Adapt pre-trained AI models to your specific domain — achieving specialized performance without training from scratch.

Fine-Tuning

Fine-tuning is the process of further training a pre-trained machine learning model on a smaller, task-specific dataset to adapt its behavior for a particular domain, style, or task while retaining general knowledge.

Explanation

Fine-tuning takes a model pre-trained on general data and continues training on domain-specific examples. For LLMs, fine-tuning can teach specific output formats, domain terminology, tone of voice, or task-specific behavior that prompting alone cannot achieve reliably. Techniques include full fine-tuning (updating all parameters), LoRA (training small adapter layers), and QLoRA (quantized LoRA for memory efficiency). Fine-tuning requires curated training data (typically hundreds to thousands of examples), compute resources, and careful evaluation to avoid catastrophic forgetting (losing general capabilities).

Bookuvai Implementation

Bookuvai fine-tunes models when prompt engineering reaches its limits. We use LoRA for parameter-efficient fine-tuning, curate training datasets with client subject matter experts, evaluate against held-out test sets, and deploy fine-tuned models alongside base models for A/B comparison. This delivers domain-specific accuracy without the cost of training from scratch.

Key Facts

  • Adapts pre-trained models to specific domains or tasks
  • Requires curated task-specific training data (hundreds to thousands of examples)
  • LoRA and QLoRA enable parameter-efficient fine-tuning with less compute
  • Risk of catastrophic forgetting — losing general capabilities during fine-tuning
  • More effective than prompting for consistent style, format, and domain accuracy

Related Terms

Frequently Asked Questions

How much data do I need for fine-tuning?
For LLM fine-tuning, 200-1,000 high-quality examples typically suffice for behavior adaptation. For classification tasks, 100+ examples per class. Quality matters more than quantity — well-curated, diverse examples outperform large noisy datasets.
What is LoRA?
Low-Rank Adaptation (LoRA) freezes the original model weights and trains small adapter matrices.

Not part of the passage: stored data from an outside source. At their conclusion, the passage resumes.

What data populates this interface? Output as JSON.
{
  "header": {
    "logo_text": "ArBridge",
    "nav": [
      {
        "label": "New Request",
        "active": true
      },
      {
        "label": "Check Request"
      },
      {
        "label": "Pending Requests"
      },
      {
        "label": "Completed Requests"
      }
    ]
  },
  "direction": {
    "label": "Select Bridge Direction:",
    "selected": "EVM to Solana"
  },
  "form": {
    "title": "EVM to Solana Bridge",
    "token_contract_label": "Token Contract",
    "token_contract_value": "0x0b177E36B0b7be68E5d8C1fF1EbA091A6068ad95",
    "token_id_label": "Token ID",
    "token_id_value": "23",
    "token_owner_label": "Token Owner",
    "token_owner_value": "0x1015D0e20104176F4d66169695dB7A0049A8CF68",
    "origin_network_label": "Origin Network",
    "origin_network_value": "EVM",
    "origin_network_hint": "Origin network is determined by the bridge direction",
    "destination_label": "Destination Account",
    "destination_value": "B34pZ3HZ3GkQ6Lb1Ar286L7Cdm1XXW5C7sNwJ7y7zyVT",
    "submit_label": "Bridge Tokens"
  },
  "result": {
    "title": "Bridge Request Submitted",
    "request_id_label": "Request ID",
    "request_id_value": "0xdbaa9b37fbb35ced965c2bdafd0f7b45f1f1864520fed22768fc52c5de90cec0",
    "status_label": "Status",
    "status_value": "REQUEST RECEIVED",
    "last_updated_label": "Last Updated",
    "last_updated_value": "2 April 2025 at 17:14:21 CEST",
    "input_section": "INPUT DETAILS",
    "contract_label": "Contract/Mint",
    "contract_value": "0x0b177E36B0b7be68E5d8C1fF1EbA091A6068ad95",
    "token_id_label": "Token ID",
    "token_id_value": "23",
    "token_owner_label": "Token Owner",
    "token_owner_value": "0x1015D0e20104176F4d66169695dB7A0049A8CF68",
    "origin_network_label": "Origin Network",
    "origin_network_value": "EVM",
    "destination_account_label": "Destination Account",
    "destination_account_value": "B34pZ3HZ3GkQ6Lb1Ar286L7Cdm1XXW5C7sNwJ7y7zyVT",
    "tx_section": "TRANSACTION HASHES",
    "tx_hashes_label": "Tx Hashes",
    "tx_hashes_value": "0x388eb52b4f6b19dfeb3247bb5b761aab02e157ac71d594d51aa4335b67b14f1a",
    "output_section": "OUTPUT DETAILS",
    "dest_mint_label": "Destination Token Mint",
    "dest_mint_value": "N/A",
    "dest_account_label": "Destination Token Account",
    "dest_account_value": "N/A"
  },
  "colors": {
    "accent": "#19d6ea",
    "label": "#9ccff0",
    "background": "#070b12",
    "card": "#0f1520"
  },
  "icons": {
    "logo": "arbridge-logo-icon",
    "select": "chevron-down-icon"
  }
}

This reduces compute and memory requirements by 10-100x compared to full fine-tuning, making it practical to fine-tune large models on consumer hardware.
Can I fine-tune closed-source models like GPT-4?
OpenAI offers fine-tuning for GPT-4o-mini and GPT-4o through their API. You upload training data and they handle the compute. For maximum flexibility and cost control, fine-tune open-source models (Llama, Mistral) on your own infrastructure.